Les députés ont également adopté, à l'unanimité, un amendement PS "anti remise à la rue", fruit d'une rédaction commune entre le groupe socialiste et le gouvernement, et prévoyant qu'une personne accueillie en hébergement d'urgence puisse y rester jusqu'à ce qu'on lui propose un logement stable.
"La France n'a pas vocation à devenir un guichet social universel"

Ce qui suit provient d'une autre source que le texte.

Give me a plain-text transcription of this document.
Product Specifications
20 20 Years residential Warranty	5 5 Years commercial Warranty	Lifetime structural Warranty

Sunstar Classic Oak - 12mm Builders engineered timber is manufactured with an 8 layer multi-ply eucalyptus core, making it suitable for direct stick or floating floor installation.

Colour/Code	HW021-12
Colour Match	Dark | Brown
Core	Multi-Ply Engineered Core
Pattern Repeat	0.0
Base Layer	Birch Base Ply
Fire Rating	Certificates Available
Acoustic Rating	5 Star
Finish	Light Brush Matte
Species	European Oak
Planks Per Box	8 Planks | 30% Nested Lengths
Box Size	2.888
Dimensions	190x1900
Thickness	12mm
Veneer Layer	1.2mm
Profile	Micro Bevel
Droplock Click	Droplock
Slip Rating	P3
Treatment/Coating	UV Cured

Thierry Mariani, élu UMP du Vaucluse, qui avait déposé un amendement cosigné par près de 80 députés pour limiter le droit au logement aux étrangers (hors Union européenne) possesseurs d'une carte de résident de dix ans, a en revanche retiré son texte. Cet amendement répondait à la volonté exprimée le 11 janvier par Nicolas Sarkozy, selon lequel "seuls les étrangers parfaitement intégrés, titulaires d'une carte de résident de 10 ans, ont vocation à bénéficier du droit au logement opposable au même titre que les Français". "Il est justifié d'empêcher les étrangers en situation irrégulière de pouvoir accéder au droit au logement opposable. La France n'a pas vocation à devenir un guichet social universel", a plaidé l'élu du Vaucluse.
Claude Goasguen (UMP) a suggéré d'aligner les conditions d'accès au droit au logement opposable sur celles du RMI. Le ministre de la Cohésion sociale Jean-Louis Borloo a proposé "l'idée d'un décret à présenter dans les 3 ou 4 semaines" et qui "suivrait la règle du contrat d'intégration".

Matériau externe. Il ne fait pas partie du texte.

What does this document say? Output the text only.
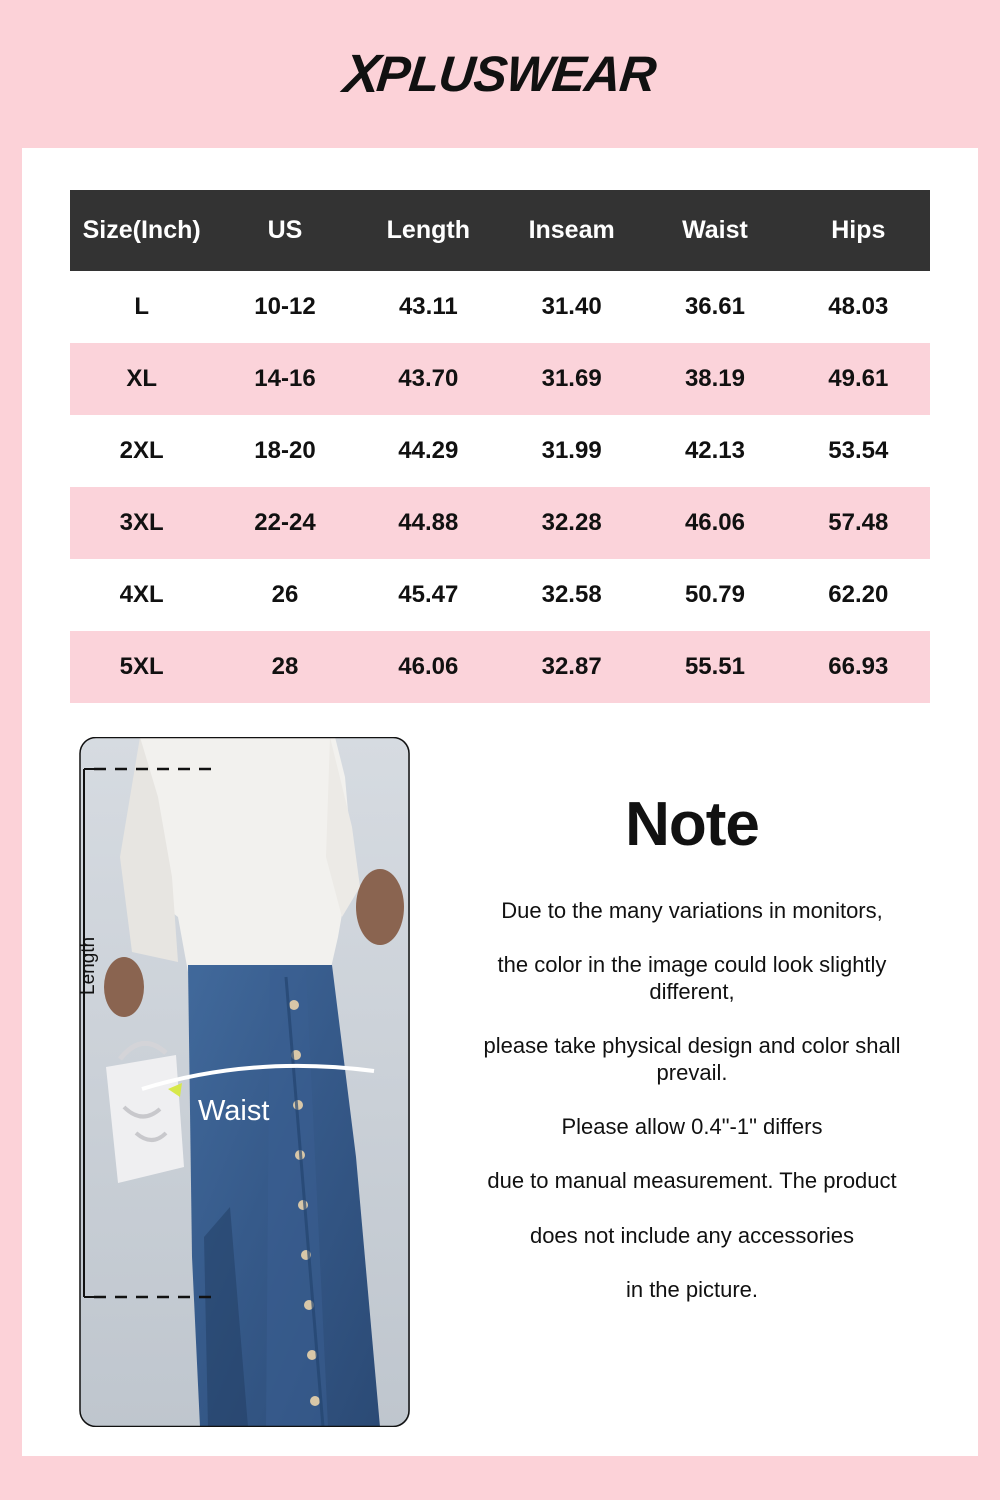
X
PLUSWEAR
Size(Inch)	US	Length	Inseam	Waist	Hips
L	10-12	43.11	31.40	36.61	48.03
XL	14-16	43.70	31.69	38.19	49.61
2XL	18-20	44.29	31.99	42.13	53.54
3XL	22-24	44.88	32.28	46.06	57.48
4XL	26	45.47	32.58	50.79	62.20
5XL	28	46.06	32.87	55.51	66.93
Length
Waist
Note

Due to the many variations in monitors,

the color in the image could look slightly different,

please take physical design and color shall prevail.

Please allow 0.4"-1" differs

due to manual measurement. The product

does not include any accessories

in the picture.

Les députés ont par ailleurs adopté, à l'unanimité, un amendement de Michel Piron (UMP) visant à faciliter les investissements nécessaires à la pérennisation des places d'hébergement d'urgence. L'amendement prévoit que les opérations d'investissement pourront bénéficier de la TVA à taux réduit et d'une exonération de la taxe foncière sur les propriétés bâties (TFPB) dès lors que le propriétaire des locaux passera une convention avec le représentant de l'Etat dans le département.